Итак, она была молодой, внешне здоровой девушкой со своеобразным образом жизни, хрестоматийным тревожным расстройством в виде повторяющихся панических атак, которые случались на протяжении всей жизни, и множественными неудачными попытками лечения своих проблем. Проявив немного воображения, любой мог «сфабриковать» жизненно важные триггеры, оправдывающие развитие и повторение ее проблем. Но нет. У Ханны были приступы паники и тревоги, которые исходили из разных источников, и, просто выслушав с некоторыми знаниями ее историю, можно увидеть эволюционное развитие проблемы, появление различных симптомов и неэффективность лечения.
Я передал этот случай своему хорошему другу, специалисту по эпилепсии, доктору Хавьеру Салас-Пуигу. С моей точки зрения, то, что объясняла Ханна, было эпилептическими припадками, которые, возможно, затрагивали области, связанные с выражением страха, – миндалевидные тела возле височных долей. Мы провели ЭЭГ-исследование Ханны, и результаты оказались более чем очевидными. У нее были генерализованные чередующиеся двусторонние лобно-височные эпилептиформные разряды, которые усиливались при фотостимуляции[7]
.Эпилепсия может принимать разные лица. Все зависит от того, где возникает аномальная активность и какую роль играют области, участвующие в тех или иных ощущениях, когнитивных или двигательных процессах. Мы уже упоминали об этом в случае с Абелем: существует бесконечное количество симптомов, связанных с эпилепсией и, по сути, эпилептиформная активность в определенных структурах, тесно связанных с висцеральными ощущениями и обработкой определенных эмоций, может вызывать переживания, подобные тем, которые описала Ханна. На самом деле специалистам по эпилепсии (к числу которых не отношу себя) хорошо известно, что во многих случаях лобная и височная эпилепсии проявляются в форме приступов тревоги.
Очевидно, что подавляющее большинство людей, страдающих тревогой, даже те, у кого симптомы похожи на те, которые называла Ханна, не страдают эпилепсией. Очевидно, что в большинстве тревожных расстройств присутствуют контекстуальные элементы, связанные с жизнью людей, которые сыграли центральную роль в развитии этой проблемы. В этих случаях психотерапевтическое лечение, основанное на когнитивно-поведенческой терапии в сочетании с психофармакологическим лечением, обычно имеет огромный успех.

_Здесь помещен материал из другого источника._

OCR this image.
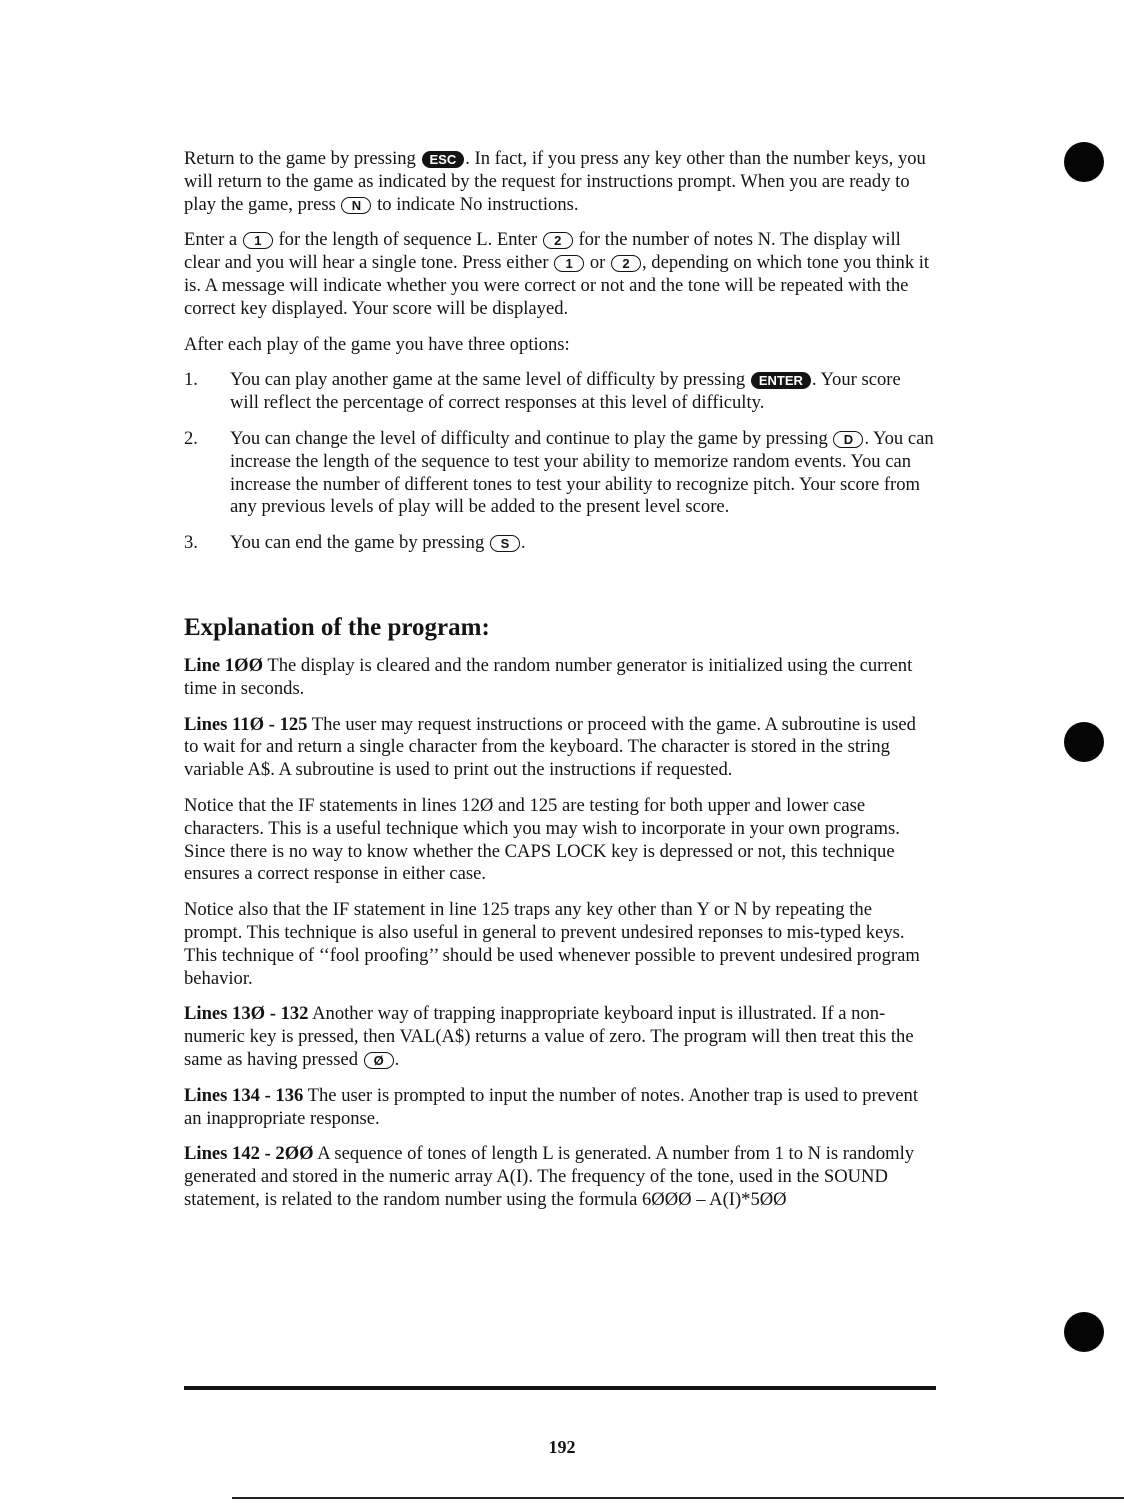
Return to the game by pressing ESC . In fact, if you press any key other than the number keys, you will return to the game as indicated by the request for instructions prompt. When you are ready to play the game, press N to indicate No instructions.

Enter a 1 for the length of sequence L. Enter 2 for the number of notes N. The display will clear and you will hear a single tone. Press either 1 or 2 , depending on which tone you think it is. A message will indicate whether you were correct or not and the tone will be repeated with the correct key displayed. Your score will be displayed.

After each play of the game you have three options:

1. You can play another game at the same level of difficulty by pressing ENTER . Your score will reflect the percentage of correct responses at this level of difficulty.
2. You can change the level of difficulty and continue to play the game by pressing D . You can increase the length of the sequence to test your ability to memorize random events. You can increase the number of different tones to test your ability to recognize pitch. Your score from any previous levels of play will be added to the present level score.
3. You can end the game by pressing S .
Explanation of the program:

Line 1ØØ The display is cleared and the random number generator is initialized using the current time in seconds.

Lines 11Ø - 125 The user may request instructions or proceed with the game. A subroutine is used to wait for and return a single character from the keyboard. The character is stored in the string variable A$. A subroutine is used to print out the instructions if requested.

Notice that the IF statements in lines 12Ø and 125 are testing for both upper and lower case characters. This is a useful technique which you may wish to incorporate in your own programs. Since there is no way to know whether the CAPS LOCK key is depressed or not, this technique ensures a correct response in either case.

Notice also that the IF statement in line 125 traps any key other than Y or N by repeating the prompt. This technique is also useful in general to prevent undesired reponses to mis-typed keys. This technique of ‘‘fool proofing’’ should be used whenever possible to prevent undesired program behavior.

Lines 13Ø - 132 Another way of trapping inappropriate keyboard input is illustrated. If a non-numeric key is pressed, then VAL(A$) returns a value of zero. The program will then treat this the same as having pressed Ø .

Lines 134 - 136 The user is prompted to input the number of notes. Another trap is used to prevent an inappropriate response.

Lines 142 - 2ØØ A sequence of tones of length L is generated. A number from 1 to N is randomly generated and stored in the numeric array A(I). The frequency of the tone, used in the SOUND statement, is related to the random number using the formula 6ØØØ – A(I)*5ØØ

192
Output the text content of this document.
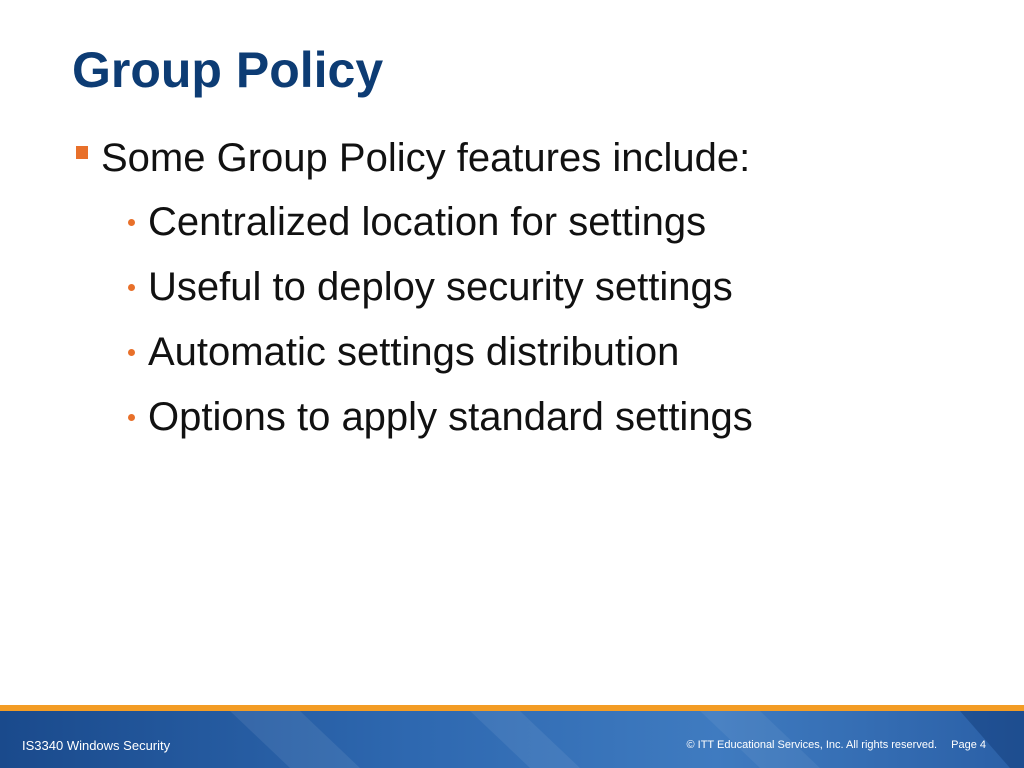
Group Policy
Some Group Policy features include:
Centralized location for settings
Useful to deploy security settings
Automatic settings distribution
Options to apply standard settings
IS3340 Windows Security	© ITT Educational Services, Inc. All rights reserved. Page 4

В определенных нюансах или феноменологических аспектах того, как происходит то, что говорит пациент, могут быть небольшие предупреждающие знаки, которые всегда должны заставлять покинуть зону «теоретического комфорта» в поисках чего-то максимально близкого к истине. Относительно легко впасть в упрощения, когда симптомы становятся генерализованными и развитие определенных проблем всегда приписываются одной и той же причине, потому что именно так видели это в двадцати других случаях, или потому, что какое-то руководство или тот профессор убеждают таким образом. Каждый случай, каждый знак, каждый человек уникальны. Теоретические модели, предлагаемые учебниками, очень полезны, но, к счастью или к сожалению, пациенты, которых мы видим каждый день, обычно ведут себя не так, как в книгах.